Мало размышляя о существах, одаренных чувствительностью, Эмиль поздно узнает, что значит страдать и умирать. Жалобы и крики будут волновать его сердце, вид текущей крови заставит его отвернуться, конвульсии издыхающего животного вызовут в нем невыразимую скорбь, прежде чем он узнает, откуда происходят эти новые для него душевные движения. Если бы он остался тупым и жестокосердным, он их не испытывал бы; если б его больше учили, он знал бы их источник: он уже так много делал в мысли сопоставлений, что может чувствовать, но не настолько еще много, чтобы понимать, что чувствует.

Так зарождается жалость, первое относительное чувствование, трогающее сердце человеческое, если человек следует порядку природы. Чтобы стать чувствительным н жалостливым, ребенок должен знать, что есть существа, подобные ему, которые страдают так же, как и он, и чувствуют те же горести, какие чувствует он, и, кроме того, другие горести, о которых он должен иметь понятие, потому что и сам может их испытать. И в самом деле, отчего возникает в нас жалость, как не оттого, что мы переносим себя на место другого и отождествляем себя со страдающим живым существом, покидаем, так сказать, свое бытие, чтобы пережить жизнь другого? Мы страдаем лишь настолько, насколько представляем его страдания; мы страдаем не в нас самих, а в нем. Таким образом, всякий делается чувствительным лишь тогда, когда его воображение оживляется и начинает переносить его за пределы собственного бытия.

Чтобы возбуждать и поддерживать эту зарождающуюся чувствительность, чтобы руководить сю или следовать за ее естественным ходом, нам остается, значит, представлять молодому человеку такие предметы, которые могли бы проявить силу его сердца, ищущую исхода, которые расширяли бы сердце, распространяли бы его действие на другие существа, заставляли бы его на все отзываться, и заботливо удалять такие предметы, которые стягивают его деятельность к одному центру и преувеличивают значение человеческого «я»; другими словами, мы должны возбуждать в нем доброту, гуманность, сострадание, благотворительность, все страсти привлекательные и нежные, которые по природе нравятся людям, и препятствовать зарождению зависти, алчности, ненависти, всех страстей отталкивающих и жестких, не только уничтожающих, так сказать, чувствительность, но и делающих ее отрицательною и составляющих муку того, кто их испытывает.

Все предшествующие размышления можно, мне думается, свести к двум-трем правилам, точным, ясным и удобопонятным.

Первое правило

Сердцу человеческому свойственно ставить себя на место не тех людей, которые счастливее нас, но только тех, которые больше нас заслуживают жалости.

Если есть исключения из этого правила, то они скорее кажущиеся, чем действительные.

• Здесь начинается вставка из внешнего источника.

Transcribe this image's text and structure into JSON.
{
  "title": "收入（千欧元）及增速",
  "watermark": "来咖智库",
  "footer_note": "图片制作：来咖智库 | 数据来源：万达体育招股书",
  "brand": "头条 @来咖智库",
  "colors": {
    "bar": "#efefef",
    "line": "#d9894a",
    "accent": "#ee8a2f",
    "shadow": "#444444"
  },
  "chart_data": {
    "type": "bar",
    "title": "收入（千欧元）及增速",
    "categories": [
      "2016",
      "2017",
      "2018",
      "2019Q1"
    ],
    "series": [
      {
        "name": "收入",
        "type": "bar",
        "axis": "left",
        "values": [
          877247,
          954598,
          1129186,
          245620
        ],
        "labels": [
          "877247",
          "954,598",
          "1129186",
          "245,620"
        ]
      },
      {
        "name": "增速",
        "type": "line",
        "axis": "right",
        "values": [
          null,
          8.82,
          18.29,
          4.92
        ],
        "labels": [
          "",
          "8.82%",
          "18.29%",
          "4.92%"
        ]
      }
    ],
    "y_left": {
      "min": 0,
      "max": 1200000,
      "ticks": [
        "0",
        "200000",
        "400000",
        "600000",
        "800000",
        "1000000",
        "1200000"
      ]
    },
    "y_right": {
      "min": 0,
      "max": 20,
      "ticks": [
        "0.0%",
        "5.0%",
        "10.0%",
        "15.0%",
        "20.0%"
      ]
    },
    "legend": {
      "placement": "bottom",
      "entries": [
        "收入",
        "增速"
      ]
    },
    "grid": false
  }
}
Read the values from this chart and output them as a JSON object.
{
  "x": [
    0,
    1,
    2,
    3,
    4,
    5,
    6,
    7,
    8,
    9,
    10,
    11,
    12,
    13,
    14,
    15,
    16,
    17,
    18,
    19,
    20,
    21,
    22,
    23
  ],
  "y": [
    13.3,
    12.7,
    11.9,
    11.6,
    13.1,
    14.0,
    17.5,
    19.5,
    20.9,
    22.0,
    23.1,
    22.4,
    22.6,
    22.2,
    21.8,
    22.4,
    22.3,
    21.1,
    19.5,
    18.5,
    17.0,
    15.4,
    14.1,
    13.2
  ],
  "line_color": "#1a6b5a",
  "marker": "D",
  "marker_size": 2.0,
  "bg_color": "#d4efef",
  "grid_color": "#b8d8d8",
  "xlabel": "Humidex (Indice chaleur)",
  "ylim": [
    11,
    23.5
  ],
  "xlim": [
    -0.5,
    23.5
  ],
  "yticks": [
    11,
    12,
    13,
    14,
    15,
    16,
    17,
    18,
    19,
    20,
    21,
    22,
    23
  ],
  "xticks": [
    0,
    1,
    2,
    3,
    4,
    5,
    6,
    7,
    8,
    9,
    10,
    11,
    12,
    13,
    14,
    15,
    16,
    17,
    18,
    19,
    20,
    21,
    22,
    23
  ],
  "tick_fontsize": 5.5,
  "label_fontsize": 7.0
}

Таким образом, мы не ставим себя на место богача или вельможи, к которому привязываемся; даже искренно привязавшись к нему, мы присваиваем себе только часть его благосостояния. Иногда такого человека любят в несчастии; но пока он счастлив, у него истинным другом бывает разве только тот, кто не обманывается внешностью и, несмотря на его благоденствие, скорее сожалеет о нем, чем завидует ему.